Unable to exchange auth token

[ikbenben]

Hi everyone,

I'm hoping someone can help us as recently our Strava integration has stopped working.

We are fetching an auth token using the "https://www.strava.com/oauth/authorize" url within a mobile app and then sending that auth token to our backend. The backend then calls "POST https://www.strava.com/oauth/token" to exchange it for a access, refresh, etc tokens. This used to work but recently we started to get the following response:

{

"message": "Bad Request",

"errors": [

{

"resource": "AuthorizationCode",

"field": "code",

"code": "invalid"

}

]

}

Does anyone have any ideas what might be going on? It seems to be not to be liking the authentication code we are passing if I'm interpreting this correctly but I don't see how

I've tried to exchange the tokens in Postman and I'm getting this same error. I've attached a screenshot from postman for reference.
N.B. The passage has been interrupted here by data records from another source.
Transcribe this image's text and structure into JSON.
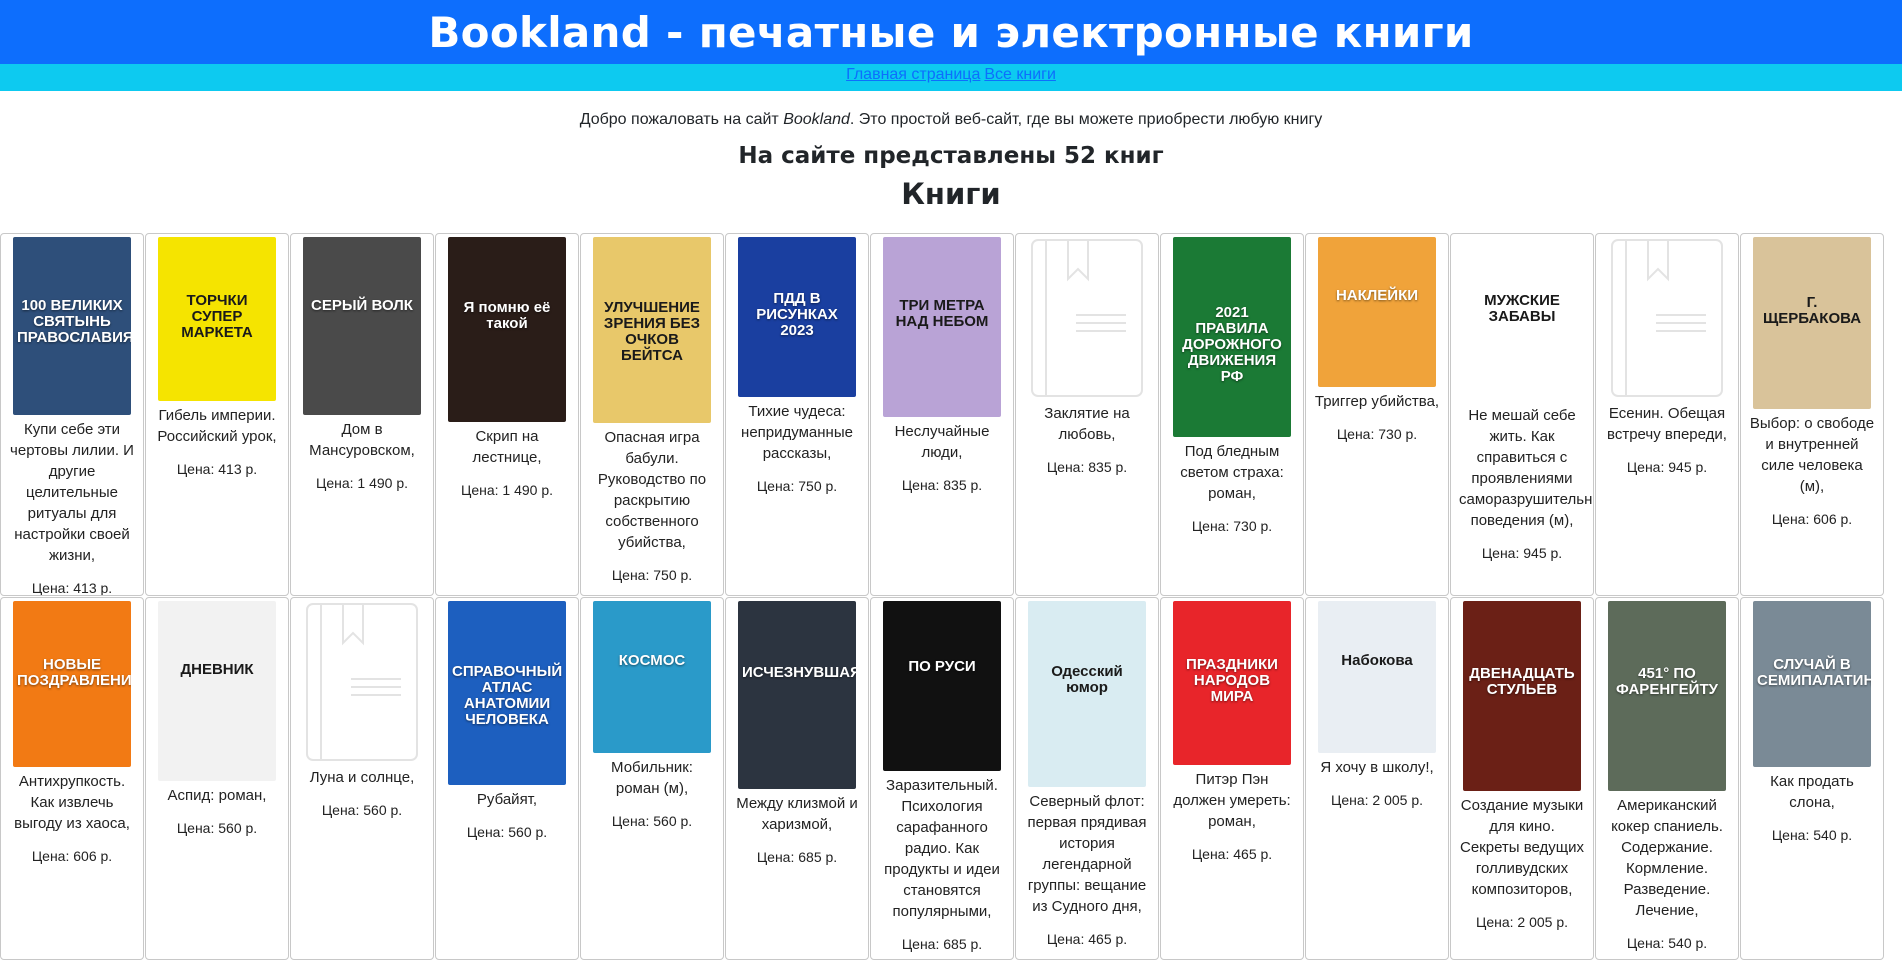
{
  "header": {
    "title": "Bookland - печатные и электронные книги"
  },
  "nav": {
    "links": [
      "Главная страница",
      "Все книги"
    ]
  },
  "welcome": {
    "before": "Добро пожаловать на сайт ",
    "site": "Bookland",
    "after": ". Это простой веб-сайт, где вы можете приобрести любую книгу"
  },
  "count_text": "На сайте представлены 52 книг",
  "section_title": "Книги",
  "books": [
    {
      "title": "Купи себе эти чертовы лилии. И другие целительные ритуалы для настройки своей жизни,",
      "price": "Цена: 413 р.",
      "cover_text": "100 ВЕЛИКИХ СВЯТЫНЬ ПРАВОСЛАВИЯ",
      "cover_color": "#2e4f7a",
      "cover_h": 178
    },
    {
      "title": "Гибель империи. Российский урок,",
      "price": "Цена: 413 р.",
      "cover_text": "ТОРЧКИ СУПЕР МАРКЕТА",
      "cover_color": "#f5e400",
      "cover_h": 164
    },
    {
      "title": "Дом в Мансуровском,",
      "price": "Цена: 1 490 р.",
      "cover_text": "СЕРЫЙ ВОЛК",
      "cover_color": "#4a4a4a",
      "cover_h": 178
    },
    {
      "title": "Скрип на лестнице,",
      "price": "Цена: 1 490 р.",
      "cover_text": "Я помню её такой",
      "cover_color": "#2a1d18",
      "cover_h": 185
    },
    {
      "title": "Опасная игра бабули. Руководство по раскрытию собственного убийства,",
      "price": "Цена: 750 р.",
      "cover_text": "УЛУЧШЕНИЕ ЗРЕНИЯ БЕЗ ОЧКОВ БЕЙТСА",
      "cover_color": "#e8c86a",
      "cover_h": 186
    },
    {
      "title": "Тихие чудеса: непридуманные рассказы,",
      "price": "Цена: 750 р.",
      "cover_text": "ПДД В РИСУНКАХ 2023",
      "cover_color": "#1a3fa0",
      "cover_h": 160
    },
    {
      "title": "Неслучайные люди,",
      "price": "Цена: 835 р.",
      "cover_text": "ТРИ МЕТРА НАД НЕБОМ",
      "cover_color": "#b9a3d6",
      "cover_h": 180
    },
    {
      "title": "Заклятие на любовь,",
      "price": "Цена: 835 р.",
      "cover_text": "",
      "cover_color": "",
      "cover_h": 162
    },
    {
      "title": "Под бледным светом страха: роман,",
      "price": "Цена: 730 р.",
      "cover_text": "2021 ПРАВИЛА ДОРОЖНОГО ДВИЖЕНИЯ РФ",
      "cover_color": "#1b7a35",
      "cover_h": 200
    },
    {
      "title": "Триггер убийства,",
      "price": "Цена: 730 р.",
      "cover_text": "НАКЛЕЙКИ",
      "cover_color": "#f0a33a",
      "cover_h": 150
    },
    {
      "title": "Не мешай себе жить. Как справиться с проявлениями саморазрушительного поведения (м),",
      "price": "Цена: 945 р.",
      "cover_text": "МУЖСКИЕ ЗАБАВЫ",
      "cover_color": "#ffffff",
      "cover_h": 164
    },
    {
      "title": "Есенин. Обещая встречу впереди,",
      "price": "Цена: 945 р.",
      "cover_text": "",
      "cover_color": "",
      "cover_h": 162
    },
    {
      "title": "Выбор: о свободе и внутренней силе человека (м),",
      "price": "Цена: 606 р.",
      "cover_text": "Г. ЩЕРБАКОВА",
      "cover_color": "#d9c39a",
      "cover_h": 172
    },
    {
      "title": "Антихрупкость. Как извлечь выгоду из хаоса,",
      "price": "Цена: 606 р.",
      "cover_text": "НОВЫЕ ПОЗДРАВЛЕНИЯ",
      "cover_color": "#f27a14",
      "cover_h": 166
    },
    {
      "title": "Аспид: роман,",
      "price": "Цена: 560 р.",
      "cover_text": "ДНЕВНИК",
      "cover_color": "#f2f2f2",
      "cover_h": 180
    },
    {
      "title": "Луна и солнце,",
      "price": "Цена: 560 р.",
      "cover_text": "",
      "cover_color": "",
      "cover_h": 162
    },
    {
      "title": "Рубайят,",
      "price": "Цена: 560 р.",
      "cover_text": "СПРАВОЧНЫЙ АТЛАС АНАТОМИИ ЧЕЛОВЕКА",
      "cover_color": "#1d5fbf",
      "cover_h": 184
    },
    {
      "title": "Мобильник: роман (м),",
      "price": "Цена: 560 р.",
      "cover_text": "КОСМОС",
      "cover_color": "#2a9ac9",
      "cover_h": 152
    },
    {
      "title": "Между клизмой и харизмой,",
      "price": "Цена: 685 р.",
      "cover_text": "ИСЧЕЗНУВШАЯ",
      "cover_color": "#2c3440",
      "cover_h": 188
    },
    {
      "title": "Заразительный. Психология сарафанного радио. Как продукты и идеи становятся популярными,",
      "price": "Цена: 685 р.",
      "cover_text": "ПО РУСИ",
      "cover_color": "#111111",
      "cover_h": 170
    },
    {
      "title": "Северный флот: первая прядивая история легендарной группы: вещание из Судного дня,",
      "price": "Цена: 465 р.",
      "cover_text": "Одесский юмор",
      "cover_color": "#d9ecf2",
      "cover_h": 186
    },
    {
      "title": "Питэр Пэн должен умереть: роман,",
      "price": "Цена: 465 р.",
      "cover_text": "ПРАЗДНИКИ НАРОДОВ МИРА",
      "cover_color": "#e8252a",
      "cover_h": 164
    },
    {
      "title": "Я хочу в школу!,",
      "price": "Цена: 2 005 р.",
      "cover_text": "Набокова",
      "cover_color": "#e9eef3",
      "cover_h": 152
    },
    {
      "title": "Создание музыки для кино. Секреты ведущих голливудских композиторов,",
      "price": "Цена: 2 005 р.",
      "cover_text": "ДВЕНАДЦАТЬ СТУЛЬЕВ",
      "cover_color": "#6b2016",
      "cover_h": 190
    },
    {
      "title": "Американский кокер спаниель. Содержание. Кормление. Разведение. Лечение,",
      "price": "Цена: 540 р.",
      "cover_text": "451° ПО ФАРЕНГЕЙТУ",
      "cover_color": "#5d6b5a",
      "cover_h": 190
    },
    {
      "title": "Как продать слона,",
      "price": "Цена: 540 р.",
      "cover_text": "СЛУЧАЙ В СЕМИПАЛАТИНСКЕ",
      "cover_color": "#7a8a96",
      "cover_h": 166
    }
  ]
}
What is not show is that we are including the Authorization request header in the headers tab

Thanks in advance

[Brian Petry]

Hi ikbenben,

I think you need to ask the user to re-authorize your app and get a new authorization code.  I think the authorization code given when the user authorizes your app can only be used once to obtain a temporary access token (temporary because it expires and you need to get a new one with the "refresh token" and not the original authorization code).  Your app maybe is using the code more than once somehow.  I had the same problem with my initial API app usage.